Prince Harry’s memoir Spare proves the royal family needs better digital strategy to survive the influencer age

Posted by Sara McCorquodale in Comment

9 months ago

The revelations in Prince Harry’s memoir Spare have come thick and fast since it was accidentally released in Spain and major interviews between the exiled royal in the UK and US have added fuel to the fire. Whether you care or not about how the fifth in line to the throne lost his virginity, the fallout of his tell-all story has raised serious questions about the monarchy. Is it an intrinsically cruel institution? And if so, why is the taxpayer funding it? 

Questions and arguments will continue to escalate for one major reason: the royal family will say nothing and we, the public, don’t really know them. There is so much grey area and so much distance, and in the age of the influencer that feels weird. Some might argue that Harry and Meghan have gone too far – revealed too much – but at least the public knows who they are. The extent to which they have owned and monetised their story is pure influencer strategy.

Meanwhile, the Prince and Princess of Wales are fighting back through “sources” talking to the mainstream press. They haven’t posted on Instagram since Christmas Day and their YouTube channel is as sparse as ever. Their digital strategy is 2014 at best because they still think that they, as human beings, are not the story and  should not be the story. Yet in reality the only way they can fight back against the picture that Prince Harry is painting is by developing their own narrative and giving us a proper window into their lives. In short, if the Wales’ aren’t seriously considering hiring an influencer strategist at this point, they can’t expect anything to change. 
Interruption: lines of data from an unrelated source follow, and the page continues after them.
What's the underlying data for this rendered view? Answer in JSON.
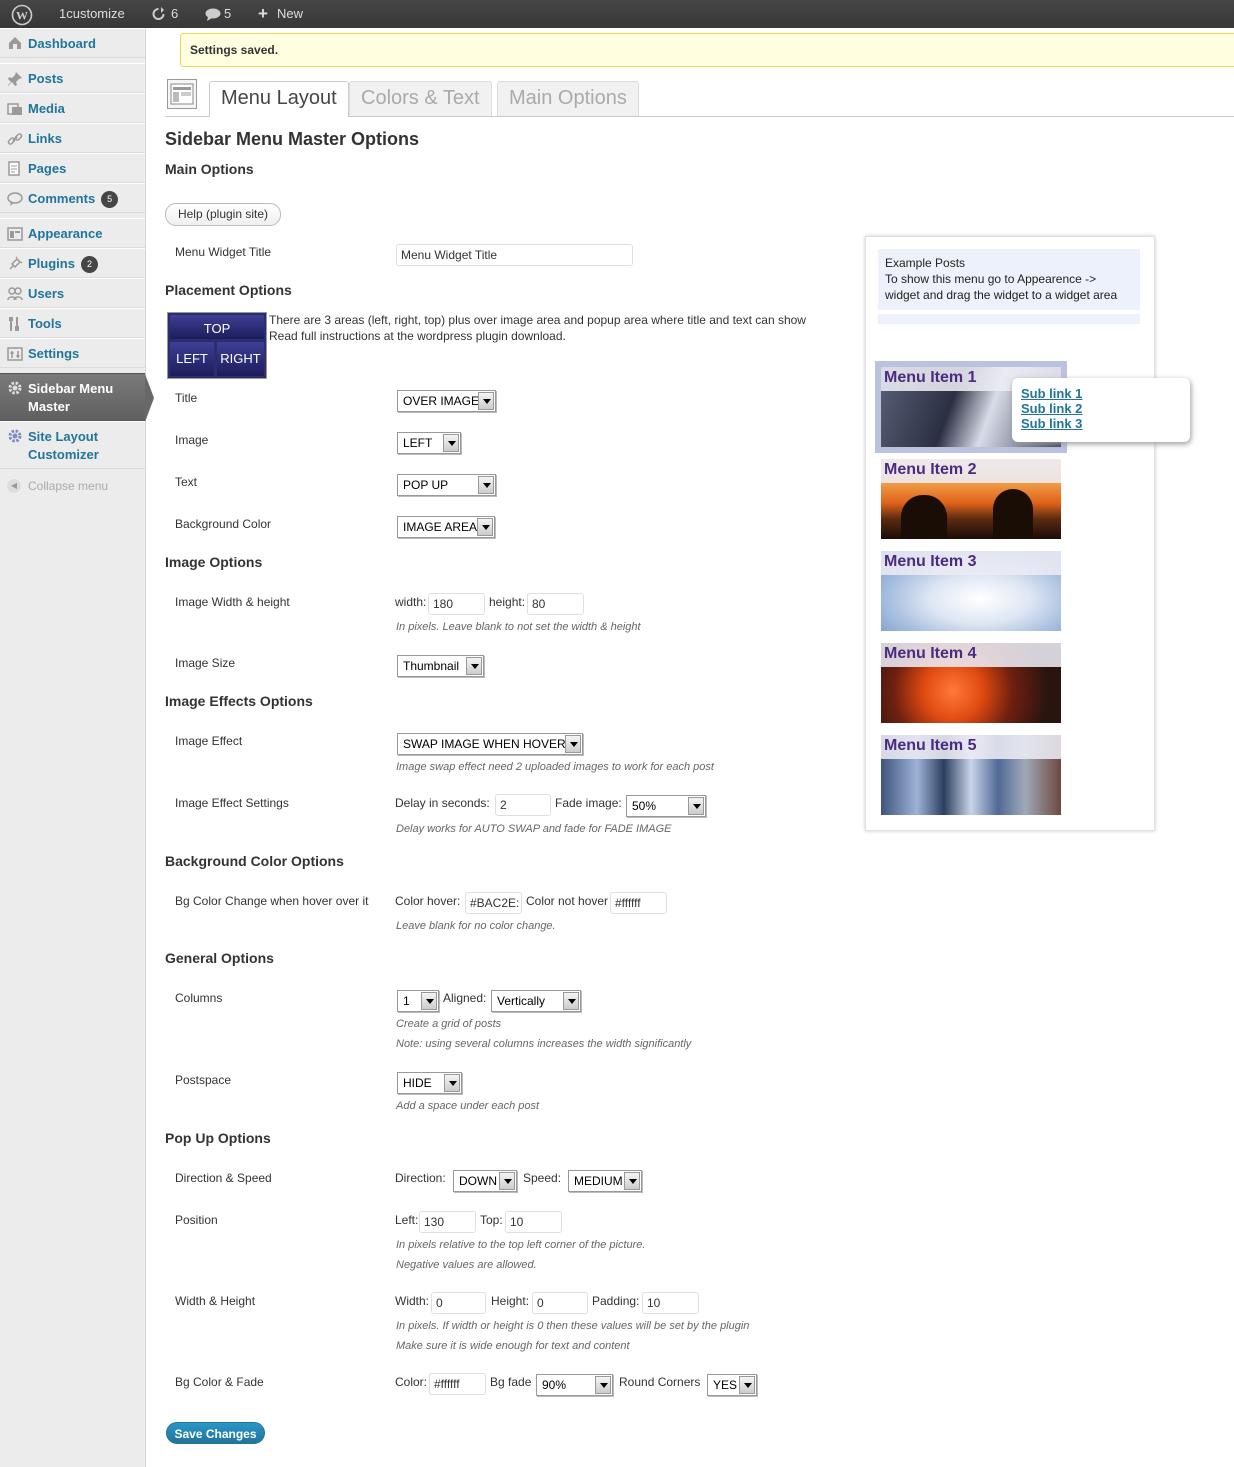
{
  "adminbar": {
    "site_name": "1customize",
    "updates_count": "6",
    "comments_count": "5",
    "new_label": "New"
  },
  "menu": {
    "dashboard": "Dashboard",
    "posts": "Posts",
    "media": "Media",
    "links": "Links",
    "pages": "Pages",
    "comments": "Comments",
    "comments_count": "5",
    "appearance": "Appearance",
    "plugins": "Plugins",
    "plugins_count": "2",
    "users": "Users",
    "tools": "Tools",
    "settings": "Settings",
    "sidebar_line1": "Sidebar Menu",
    "sidebar_line2": "Master",
    "site_layout_line1": "Site Layout",
    "site_layout_line2": "Customizer",
    "collapse": "Collapse menu"
  },
  "notice": "Settings saved.",
  "tabs": {
    "menu_layout": "Menu Layout",
    "colors_text": "Colors & Text",
    "main_options": "Main Options"
  },
  "page_title": "Sidebar Menu Master Options",
  "sections": {
    "main": "Main Options",
    "placement": "Placement Options",
    "image": "Image Options",
    "effects": "Image Effects Options",
    "bg": "Background Color Options",
    "general": "General Options",
    "popup": "Pop Up Options"
  },
  "help_button": "Help (plugin site)",
  "main": {
    "widget_title_label": "Menu Widget Title",
    "widget_title_value": "Menu Widget Title"
  },
  "placement": {
    "img_top": "TOP",
    "img_left": "LEFT",
    "img_right": "RIGHT",
    "desc1": "There are 3 areas (left, right, top) plus over image area and popup area where title and text can show",
    "desc2": "Read full instructions at the wordpress plugin download.",
    "title_label": "Title",
    "title_value": "OVER IMAGE",
    "image_label": "Image",
    "image_value": "LEFT",
    "text_label": "Text",
    "text_value": "POP UP",
    "bgcolor_label": "Background Color",
    "bgcolor_value": "IMAGE AREA"
  },
  "image": {
    "wh_label": "Image Width & height",
    "width_label": "width:",
    "width_value": "180",
    "height_label": "height:",
    "height_value": "80",
    "wh_note": "In pixels. Leave blank to not set the width & height",
    "size_label": "Image Size",
    "size_value": "Thumbnail"
  },
  "effects": {
    "effect_label": "Image Effect",
    "effect_value": "SWAP IMAGE WHEN HOVER",
    "effect_note": "Image swap effect need 2 uploaded images to work for each post",
    "settings_label": "Image Effect Settings",
    "delay_label": "Delay in seconds:",
    "delay_value": "2",
    "fade_label": "Fade image:",
    "fade_value": "50%",
    "settings_note": "Delay works for AUTO SWAP and fade for FADE IMAGE"
  },
  "bg": {
    "change_label": "Bg Color Change when hover over it",
    "hover_label": "Color hover:",
    "hover_value": "#BAC2E:",
    "nothover_label": "Color not hover",
    "nothover_value": "#ffffff",
    "note": "Leave blank for no color change."
  },
  "general": {
    "columns_label": "Columns",
    "columns_value": "1",
    "aligned_label": "Aligned:",
    "aligned_value": "Vertically",
    "note1": "Create a grid of posts",
    "note2": "Note: using several columns increases the width significantly",
    "postspace_label": "Postspace",
    "postspace_value": "HIDE",
    "postspace_note": "Add a space under each post"
  },
  "popup": {
    "dir_label": "Direction & Speed",
    "direction_label": "Direction:",
    "direction_value": "DOWN",
    "speed_label": "Speed:",
    "speed_value": "MEDIUM",
    "position_label": "Position",
    "left_label": "Left:",
    "left_value": "130",
    "top_label": "Top:",
    "top_value": "10",
    "pos_note1": "In pixels relative to the top left corner of the picture.",
    "pos_note2": "Negative values are allowed.",
    "wh_label": "Width & Height",
    "width_label": "Width:",
    "width_value": "0",
    "height_label": "Height:",
    "height_value": "0",
    "padding_label": "Padding:",
    "padding_value": "10",
    "wh_note1": "In pixels. If width or height is 0 then these values will be set by the plugin",
    "wh_note2": "Make sure it is wide enough for text and content",
    "bgfade_label": "Bg Color & Fade",
    "color_label": "Color:",
    "color_value": "#ffffff",
    "fade_label": "Bg fade",
    "fade_value": "90%",
    "round_label": "Round Corners",
    "round_value": "YES"
  },
  "save_button": "Save Changes",
  "preview": {
    "header_line1": "Example Posts",
    "header_line2": "To show this menu go to Appearence ->",
    "header_line3": "widget and drag the widget to a widget area",
    "items": [
      "Menu Item 1",
      "Menu Item 2",
      "Menu Item 3",
      "Menu Item 4",
      "Menu Item 5"
    ],
    "sub_links": [
      "Sub link 1",
      "Sub link 2",
      "Sub link 3"
    ],
    "active_bg": "#BAC2E0"
  }
}
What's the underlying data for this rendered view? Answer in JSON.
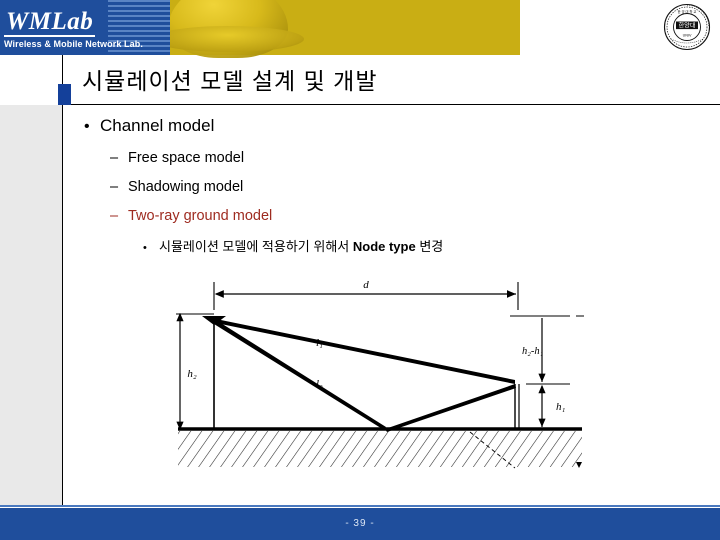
{
  "header": {
    "logo_main": "WMLab",
    "logo_sub": "Wireless & Mobile Network Lab.",
    "seal_name": "university-seal",
    "helmet_name": "hard-hat-graphic",
    "banner_blue": "#1F4E9C",
    "banner_gold": "#C9AE14"
  },
  "slide": {
    "title": "시뮬레이션 모델 설계 및 개발",
    "accent_color": "#14409A",
    "highlight_color": "#9E2B20"
  },
  "bullets": {
    "level1": {
      "marker": "•",
      "text": "Channel model"
    },
    "level2": [
      {
        "marker": "–",
        "text": "Free space model",
        "color": "#000000"
      },
      {
        "marker": "–",
        "text": "Shadowing model",
        "color": "#000000"
      },
      {
        "marker": "–",
        "text": "Two-ray ground model",
        "color": "#9E2B20"
      }
    ],
    "level3": {
      "marker": "•",
      "text_before": "시뮬레이션 모델에 적용하기 위해서 ",
      "text_bold": "Node type",
      "text_after": " 변경"
    }
  },
  "diagram": {
    "name": "two-ray-ground-reflection-diagram",
    "labels": {
      "distance": "d",
      "direct_ray": "l₁",
      "reflected_ray": "l₀",
      "tx_height": "h₂",
      "height_difference": "h₂-h₁",
      "rx_height": "h₁"
    }
  },
  "footer": {
    "page_number": "- 39 -",
    "bar_color": "#1F4E9C"
  }
}
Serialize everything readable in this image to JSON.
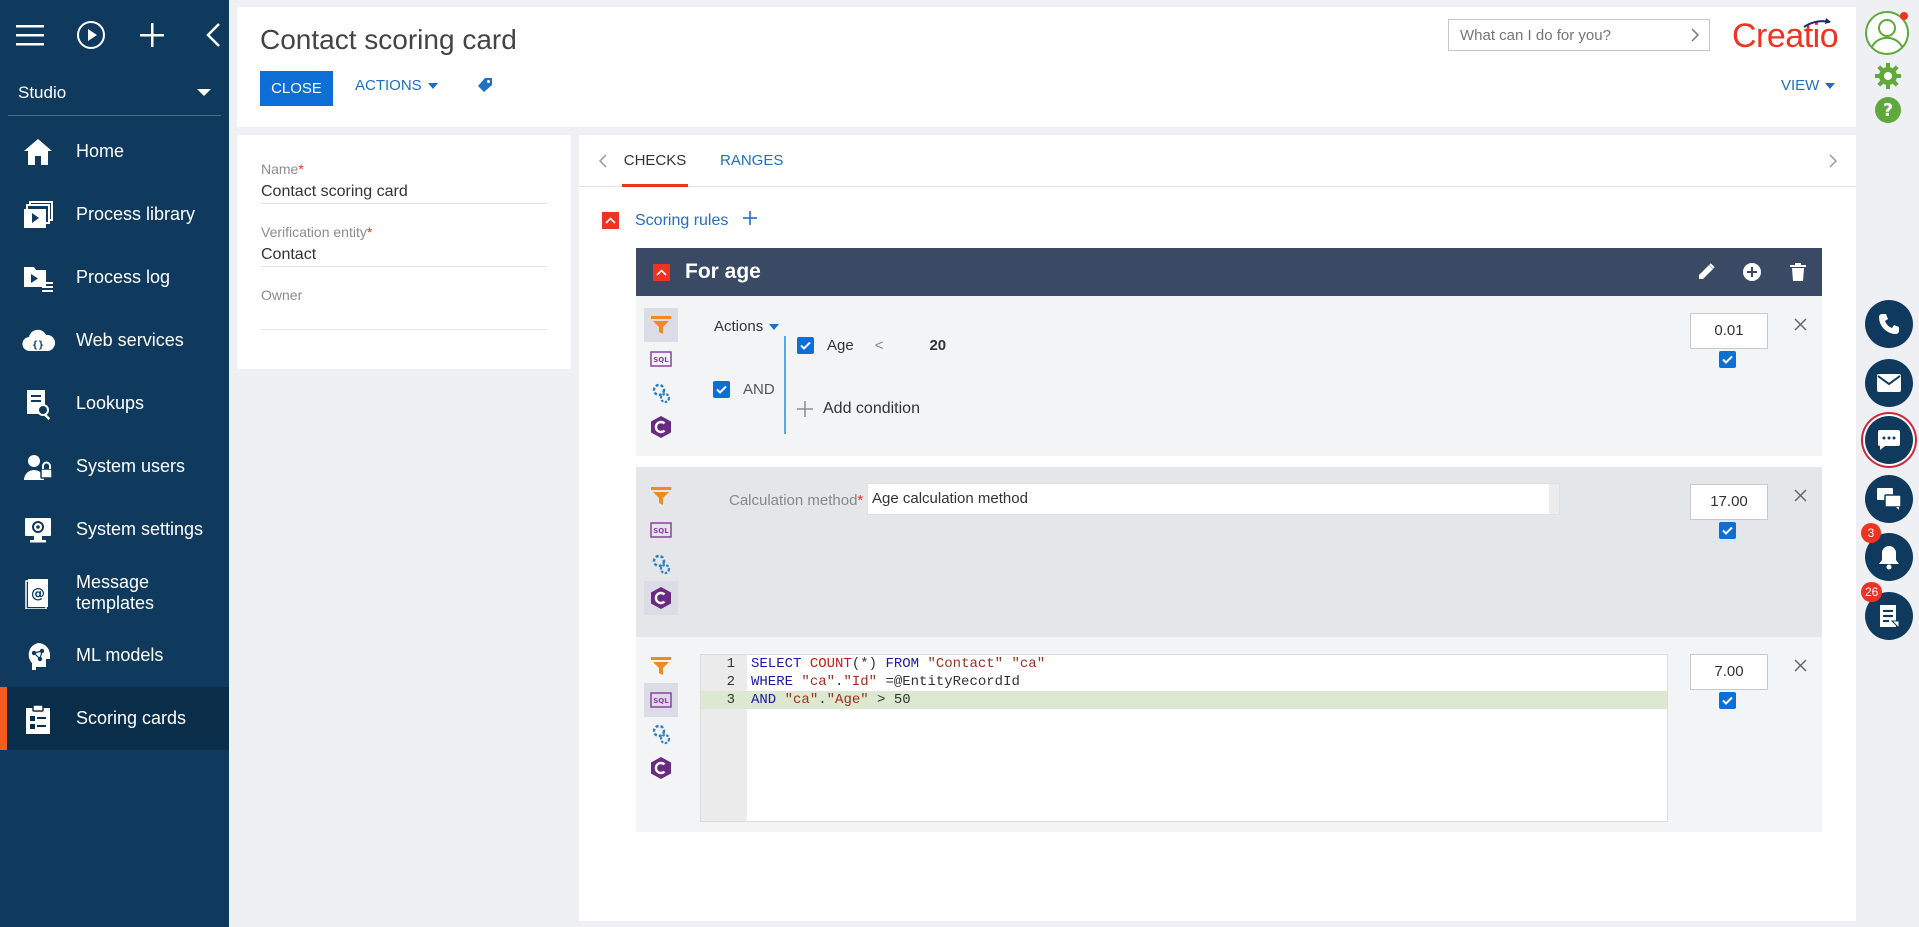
{
  "sidebar": {
    "workplace": "Studio",
    "items": [
      {
        "label": "Home",
        "icon": "home-icon"
      },
      {
        "label": "Process library",
        "icon": "process-library-icon"
      },
      {
        "label": "Process log",
        "icon": "process-log-icon"
      },
      {
        "label": "Web services",
        "icon": "web-services-icon"
      },
      {
        "label": "Lookups",
        "icon": "lookups-icon"
      },
      {
        "label": "System users",
        "icon": "system-users-icon"
      },
      {
        "label": "System settings",
        "icon": "system-settings-icon"
      },
      {
        "label": "Message templates",
        "icon": "message-templates-icon"
      },
      {
        "label": "ML models",
        "icon": "ml-models-icon"
      },
      {
        "label": "Scoring cards",
        "icon": "scoring-cards-icon",
        "active": true
      }
    ]
  },
  "header": {
    "title": "Contact scoring card",
    "close_label": "CLOSE",
    "actions_label": "ACTIONS",
    "view_label": "VIEW",
    "search_placeholder": "What can I do for you?",
    "logo_text": "Creatio"
  },
  "rail": {
    "notifications_count": "3",
    "feed_count": "26"
  },
  "form": {
    "name_label": "Name",
    "name_value": "Contact scoring card",
    "entity_label": "Verification entity",
    "entity_value": "Contact",
    "owner_label": "Owner",
    "owner_value": ""
  },
  "tabs": [
    {
      "label": "CHECKS",
      "active": true
    },
    {
      "label": "RANGES",
      "active": false
    }
  ],
  "scoring": {
    "section_title": "Scoring rules",
    "rule_title": "For age",
    "block1": {
      "actions_label": "Actions",
      "logic_label": "AND",
      "condition": {
        "column": "Age",
        "operator": "<",
        "value": "20"
      },
      "add_condition_label": "Add condition",
      "score": "0.01"
    },
    "block2": {
      "calc_label": "Calculation method",
      "calc_value": "Age calculation method",
      "score": "17.00"
    },
    "block3": {
      "lines": [
        {
          "num": "1",
          "text": "SELECT COUNT(*) FROM \"Contact\" \"ca\""
        },
        {
          "num": "2",
          "text": "WHERE \"ca\".\"Id\" =@EntityRecordId"
        },
        {
          "num": "3",
          "text": "AND \"ca\".\"Age\" > 50"
        }
      ],
      "score": "7.00"
    }
  },
  "colors": {
    "sidebar_bg": "#0f3a5e",
    "accent_orange": "#f55d1e",
    "primary_blue": "#0d6fd6",
    "link_blue": "#1f6fc5",
    "rule_header_bg": "#3a4a65",
    "brand_red": "#ee3322"
  }
}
Now, don’t mistake me. Do I want to see inside Kate’s handbag in a detailed YouTube video? Yes, 100%. Do I think that’s what they should do? Probably not. The fact is, there are many creators who hold their audiences at arm’s length but still manage to  build a trusted relationship. It’s about tone, aesthetics and style – deciding what you’re happy for people to know and sharing it in a modern way. While the Wales’ have social media, the imagery feels more akin to traditional press photography and their videos would be more at home in a news bulletin. It’s all so controlled, so scripted. I think Harry and Meghan’s work is too, but they understand the environments they are publishing in explicitly. 

We are now in a new era of the royal family and more than ever, the Prince and Princess of Wales have a responsibility to ensure the monarchy remains relevant to the British public. In the face of an attack from one of their own, that’s not easy but if they continue to follow outdated strategies and old playbooks, doing this will be impossible.

By Sara McCorquodale, CEO and founder of CORQ.